Esta mañana he estado a punto de agarrar un tren, un avión, un Blablacar o lo que fuera, para darle un último adiós. No lo he hecho. No soy capaz de dar esos adioses gestionados tan horriblemente por nuestra sociedad. Ni siquiera sabiendo que podría abrazar a los sobrinos heredados. Ni siquiera por eso. Iré a verles y le recordaremos. Porque ¡hay tanto que recordar! ¡Tanto aprendizaje que me llevo, y que nos llevamos todos! ¡Tanto afecto!
El señor del castillo establecía vínculos perpetuos con la gente que quería. Y, de alguna manera, quienes estábamos a su alrededor buscábamos su mirada y reconocimiento. Pero no como quien busca las bendiciones de un padre, o de una pareja, o de un adulto.

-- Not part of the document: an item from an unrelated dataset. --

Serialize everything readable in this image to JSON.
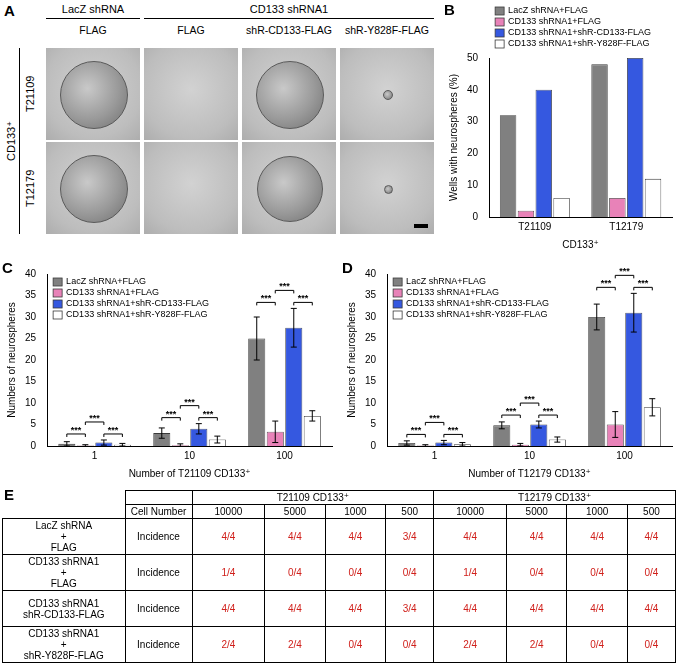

Sino como quien mira al cabecilla de la pandilla, el que propone mejores travesuras, el que no te deja caer, el que lidera porque te deja ser. Todos buscamos la mirada cómplice. Una mirada tan necesaria como poco ensalzada.
Los nubarrones que nos separaron se esfumaron en la boda de su ahijada, sobrina favorita y, por suerte para mí, amiga del alma. Tuve la suerte de que nos sentaran juntos y poder comprobar así lo fuerte y vivo que era ese vínculo, más allá de la cotidianeidad de las circunstancias mundanas: el trabajo, la distancia, “sus cosas”, las mías… Un lujo que me ayudó a cerrar heridas y seguro que a él también. Así que hoy solamente veo su sonrisa, su banda sonora (porque tenía un gusto musical que poca gente tiene) y sus ojos que brillaban cuando reía.
Su sobrina, mi amiga, cree que quienes formamos parte de esa red de vínculos de cariño, somos ahora, un solo corazón con él. Pues, ojalá.